History also shows that the number of people affected by a single event can be massive, such as the typhoon that hit the coast of Bangladesh in 1979 resulting in the death of hundreds of thousands of the world’s poorest people. The question for us all is how we deal with such catastrophic events – whatever the scale.
There are fundamentally two alternatives – do nothing, or try to find a means of mitigating the effects of the hazard. Doing nothing may be an option if we can cope with a recurrence, if the impact is so small that we can accommodate it in our lives without any major changes in lifestyle. Or doing nothing may be forced upon us for the simple reason that we can not afford to do anything. Millions of people live in situations where their lives are constantly at risk, but they do not possess the means to protect themselves.
In order to mitigate the effects of an environmental event we need an accurate forecast of the event, a means of communicating a warning widely, a capacity to respond by moving away from the hazard zone, and the financial resources to invest in long-term defence strategies. If we take, for example, the effects of a tropical storm along the south coast of the United States, detailed forecasts are available, warning are issued and disseminated through a range of media, evacuation strategies are well-rehearsed, and there has been a massive investment in coastal defences. If a similar storm were to affect a poorer country, limited communications, restricted mobility and lack of resources for long-term defence will inevitably mean that the result is more likely to be widespread human distress.
The effects of ongoing climatic change can be most helpfully viewed in terms of a complex array of environmental hazards, which will inevitably demand a response from all of us. The developed world has reaped a harvest from the world’s resources and has, thereby, acquired the capacity to mitigate the effects of much of what climatic change will bring. Those who have not been so fortunate now find themselves at the mercy of environmental events for which they can take little blame.

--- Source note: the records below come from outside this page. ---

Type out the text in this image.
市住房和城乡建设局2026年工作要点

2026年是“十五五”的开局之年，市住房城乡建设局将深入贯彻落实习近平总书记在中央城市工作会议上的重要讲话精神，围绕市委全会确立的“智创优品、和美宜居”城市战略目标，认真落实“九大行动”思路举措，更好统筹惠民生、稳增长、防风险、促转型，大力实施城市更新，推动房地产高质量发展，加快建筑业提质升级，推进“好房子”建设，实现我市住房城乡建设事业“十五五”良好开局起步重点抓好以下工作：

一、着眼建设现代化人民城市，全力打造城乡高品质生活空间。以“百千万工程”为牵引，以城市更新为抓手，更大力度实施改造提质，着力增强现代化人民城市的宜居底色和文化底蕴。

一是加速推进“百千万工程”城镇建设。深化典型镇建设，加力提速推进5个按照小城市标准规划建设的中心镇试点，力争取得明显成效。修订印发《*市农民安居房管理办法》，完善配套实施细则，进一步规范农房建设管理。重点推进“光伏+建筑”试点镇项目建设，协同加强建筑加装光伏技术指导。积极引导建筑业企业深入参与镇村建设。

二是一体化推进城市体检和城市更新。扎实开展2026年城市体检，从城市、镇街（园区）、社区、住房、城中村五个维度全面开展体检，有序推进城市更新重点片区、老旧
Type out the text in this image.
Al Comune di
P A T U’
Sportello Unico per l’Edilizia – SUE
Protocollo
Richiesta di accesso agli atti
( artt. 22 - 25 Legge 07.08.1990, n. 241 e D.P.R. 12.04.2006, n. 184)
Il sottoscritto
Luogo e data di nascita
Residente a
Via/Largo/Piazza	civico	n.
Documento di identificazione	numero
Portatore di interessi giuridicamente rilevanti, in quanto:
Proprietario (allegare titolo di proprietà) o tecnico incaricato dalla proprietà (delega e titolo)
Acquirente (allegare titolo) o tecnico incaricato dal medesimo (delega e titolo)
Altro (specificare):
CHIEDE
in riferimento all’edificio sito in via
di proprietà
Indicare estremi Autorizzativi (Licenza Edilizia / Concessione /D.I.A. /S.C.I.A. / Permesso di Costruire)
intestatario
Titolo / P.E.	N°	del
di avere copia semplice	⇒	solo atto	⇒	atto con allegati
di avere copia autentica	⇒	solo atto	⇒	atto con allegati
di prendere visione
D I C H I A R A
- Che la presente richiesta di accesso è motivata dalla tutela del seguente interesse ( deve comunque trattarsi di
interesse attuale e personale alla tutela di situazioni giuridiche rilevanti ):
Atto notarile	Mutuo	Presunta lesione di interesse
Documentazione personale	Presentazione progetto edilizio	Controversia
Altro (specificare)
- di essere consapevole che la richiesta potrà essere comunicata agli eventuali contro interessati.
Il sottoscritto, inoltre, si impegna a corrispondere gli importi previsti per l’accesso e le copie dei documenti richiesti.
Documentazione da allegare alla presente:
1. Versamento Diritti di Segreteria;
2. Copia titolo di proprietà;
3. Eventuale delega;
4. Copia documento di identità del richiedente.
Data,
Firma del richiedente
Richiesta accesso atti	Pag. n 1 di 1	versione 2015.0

So where do the words of Christ about the poor fit into the Church’s response? It would seem that so far we have talked a great deal, and we have produced, or contributed to, many worthy reports on how imperfect our stewardship has been, but are these really addressing the reality of the plight of the poor as their crops fail and their animals die, and their houses and land are washed away?
- Dr John Harrison FRMetS is a former Vice-Dean of Natural Sciences and Senior Lecturer, Climate Laboratory, in the Department of Environmental Science at Stirling University.